I am feeling very pleased with myself.
You would jolly well get lots of rubies if you sold me, and probably more than that.
I am the most virtuous wife in the house.
I have made our mince pies.
I have made a really lot of mince pies. I baked six trays of a dozen each, and then made a further three dozen to put in the freezer for when Mark has eaten the first ones. This might not take as long as you would expect, because he had almost eaten the first dozen before I had even finished making them, and then he did not want his dinner.
After that I made an apple pie, because I am just too virtuous for words.
I had already made chocolate tiffin and raspberry fudge. Imagine virtue on that sort of scale.
We need to have a fridge full of very nice things to eat, because we are going on holiday tomorrow and I want to take them all with us. There is no point in going on holiday and eating the same boring rubbish that you eat all the rest of the time.
We are going to have a short but happy holiday heading north to collect Oliver.
I am looking forward to seeing him very much.
Oliver does not eat mince pies, but that will not matter, because Mark eats enough for both of them.
I have eaten one so far, which was quite enough. The fruit bit in the middle is made of dried pineapple and cherries and papaya and mango, which has been soaking in Asda’s Own Brand Budget Brandy for the last year. They are not quite as alcoholic as usual because the fruit has only been soaking for a year instead of two, and some of it has not even been soaking for that long, because it turned out to be especially nice, and so we ate lots of it in fruit cakes, and then I had to replace it with more dried fruit and another bottle of brandy.

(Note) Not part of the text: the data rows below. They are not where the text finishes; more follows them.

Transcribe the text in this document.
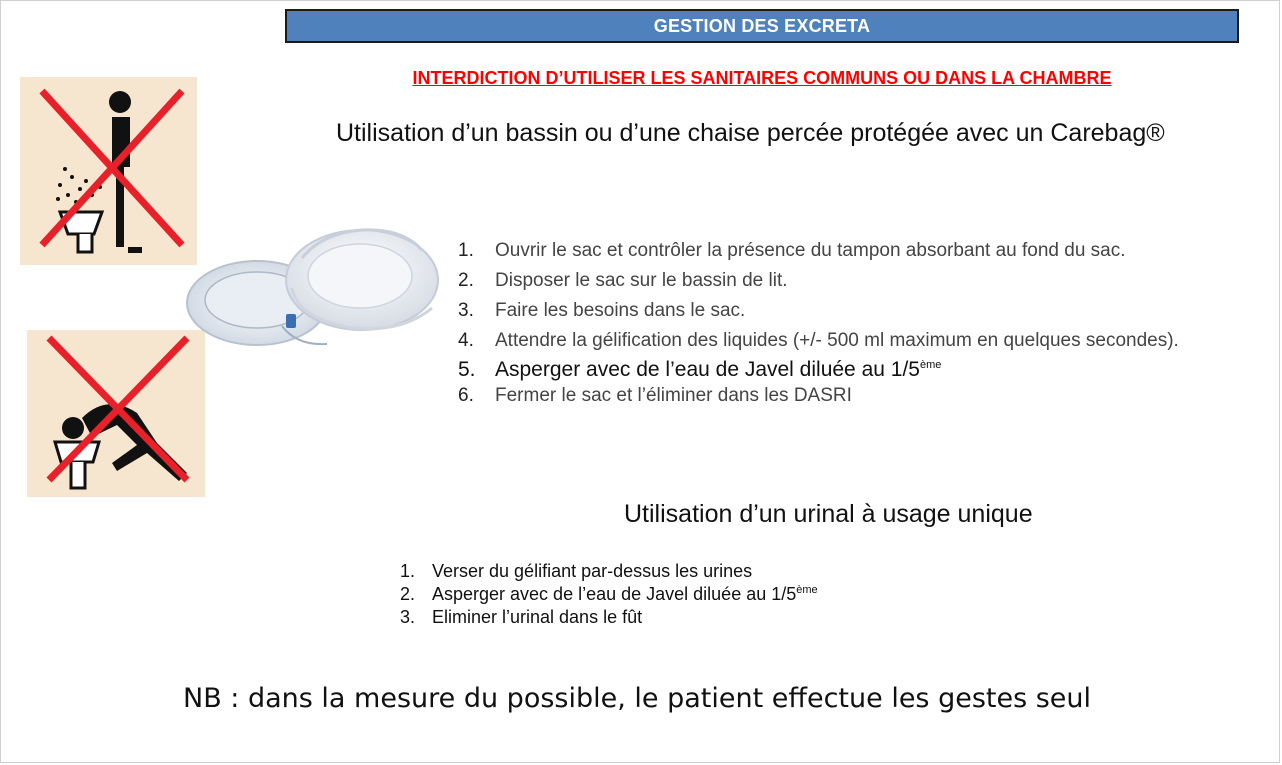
GESTION DES EXCRETA
INTERDICTION D’UTILISER LES SANITAIRES COMMUNS OU DANS LA CHAMBRE
Utilisation d’un bassin ou d’une chaise percée protégée avec un Carebag®
1.	Ouvrir le sac et contrôler la présence du tampon absorbant au fond du sac.
2.	Disposer le sac sur le bassin de lit.
3.	Faire les besoins dans le sac.
4.	Attendre la gélification des liquides (+/- 500 ml maximum en quelques secondes).
5. Asperger avec de l’eau de Javel diluée au 1/5ème
6.	Fermer le sac et l’éliminer dans les DASRI
Utilisation d’un urinal à usage unique
1. Verser du gélifiant par-dessus les urines
2. Asperger avec de l’eau de Javel diluée au 1/5ème
3. Eliminer l’urinal dans le fût
NB : dans la mesure du possible, le patient effectue les gestes seul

The brandy is so cheap it comes in a plastic bottle. I do not think that I would like to try and drink it, but it is very good when it is filled with fruit.
In wealthier days I used to drink actual cognac, which is exactly like brandy only costs an extra tenner. We are not wealthy any more but I do not mind, except when I think about it.
It was all the most colossal faff about. Making mince pies takes absolutely ages, and I was aching and covered in flour by the time I had finished. Mark has offered to rub my back for me when he comes back from emptying the dogs, but I do not think that I will let him. Mark does not think that there is any point in massage if the person he is massaging is not yelling in agony and requesting that he desist. He has never grasped the concept of a Relaxation Massage.
He did not go to work today, because we are already having our Christmas holiday. Obviously it will not last from now until Christmas, we are going to go back to work next week. It is a sort of advertising trailer for the Christmas holidays, giving us a small hint of technicolour joys which are yet to come.
It has been a brilliant holiday. I woke up feeling excited about it, which made up a bit for us having overslept.
Mark sawed up firewood in the garden and plastered up a hole in the wall, and ate mince pies.
It was just lovely to be pottering about together. We drank lots of tea and talked about things, and met up with the Peppers, and generally felt contented with our world.
Eventually we finished everything and cleared up and ended the day with some ethical shopping at Booths to take with us on our holiday.
We have got ethical salmon and ethical blue cheese and ethical smoked cheese and some reduced price ethical pigs in blankets, because Oliver likes those. Lots of things were reduced, because it was nine o’clock at night and all the staff were looking sleepy and wishing that we would buzz off back home. The lodger told me that they reduced prices like this when she came to visit the other day, but I had forgotten all about it until we got there and it turned out to be true.
Tomorrow we are going to go on holiday. We can eat blue cheese and mince pies and listen to the Lord Of The Rings on the camper van radio.
Life is jolly very good, I can tell you.